The earth rumbled some more and the building fell around them. He pulled his tail again, thrashing, but it made no difference. The floor began to vibrate and he suspected the building would fall. They had to get away.
But he couldn't move. In fact, it felt as if the foundation of the building pulled him deeper.
"Rip free!"
"I can't!" Niall spoke through gritted teeth. "It's holding me too tightly."
Rox reached to tug at his tail, as futile as that effort was. Niall struggled, but he was trapped.
The earth was sucking him down into its maw.
He thought that fanciful, until he felt the rough edges of the floor scrape over his hide.
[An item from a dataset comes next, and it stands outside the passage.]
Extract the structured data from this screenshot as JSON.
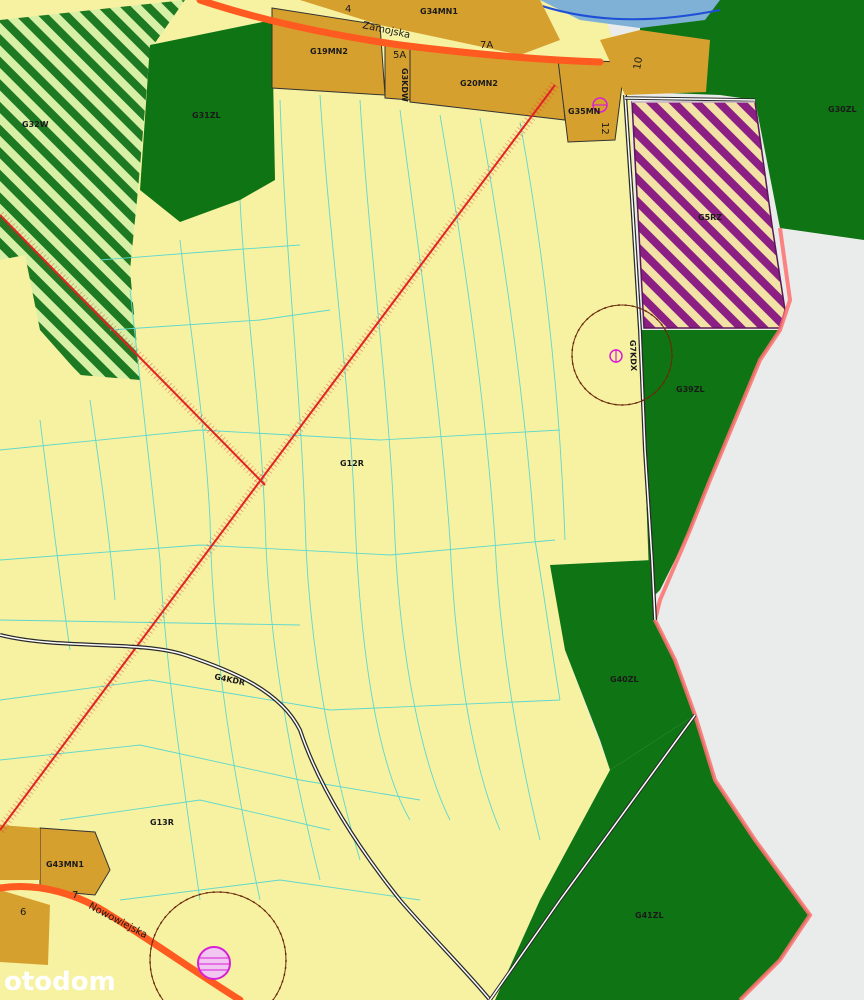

He was being pulled deeper! He roared and fought, using all of his strength. He held Rox high above his head, knowing that she was the target of this attack.
Just as she had been at his apartment.
A Slayer was targeting his firestorm, choosing moments to attack his mate when he and Rox embraced and the flames burned brightest.
The earth devoured another increment of his tail.
Someone was commanding the earth to terminate his firestorm. The earth would stop only when it had destroyed Rox. What Slayers had an affinity for earth? Niall couldn't think of any, except Magnus.
The earth chewed down on his tail, crushing him in its grip. Niall felt his bones grinding and his scales being crushed. The pain was tremendous.
But it would be nothing compared to the loss of Rox. How could he ensure her safety, when he was trapped? If he sent
her running through the building, he had no doubt that another crack would open.
Niall fought and bit; he roared and breathed dragonfire. Frustration filled him, followed quickly by fury. The earth sucked back another increment of him. Niall had time to panic before Rafferty soared through the gap in the roof.
"Take Rox!" he roared in old-speak. He cast his mate toward the ancient Pyr, knowing that having Rox out of harm's way would help him gain his freedom.
He felt cold without Rox in his grasp, chilled without the steady burn of the firestorm against his skin. He bellowed again and struggled, believing the earth would release him.
It didn't.
It drew down another increment of his tail.
In fact, there was a definite tug from beneath the building's foundations. Niall felt himself sliding inexorably into the earth's grip. He thought of being crushed by Gaia. He wondered what he had done to deserve such a fate. Was this the vengeance of Magnus, for Niall taking on the quest to eliminate the shadow dragons? The broken concrete ripped at his scales, but Niall couldn't stop the course. He was being pulled into the earth.
At least he knew that he'd been right all along--he was being targeted.
He just didn't know why.
And it looked as if he wouldn't have the chance to figure it out. He raged against the hungry earth, to absolutely no avail.
Then Rafferty began to sing.
Rox watched in horror. The floor might have been quick-sand, the way it was pulling Niall down. His struggles to release himself only seemed to make him disappear more quickly.
"Help him!" she cried to Rafferty, who had already started to hum.
Thorolf appeared against the silvery sky, as ethereal as a moonbeam. Another dragon was right behind him and Rox guessed that it was Sloane. His scales were like tourmalines edged in gold, shading from green to purple and back again. He was large and sleek, and he moved with the thoughtful intent that she already associated with Sloane.
Sloane and Thorolf dove to the shattered floor, each of them seizing one of Niall's arms. They bared their teeth and pulled with all their might, trying to take flight with the other Pyr held fast, but Niall was still being pulled down.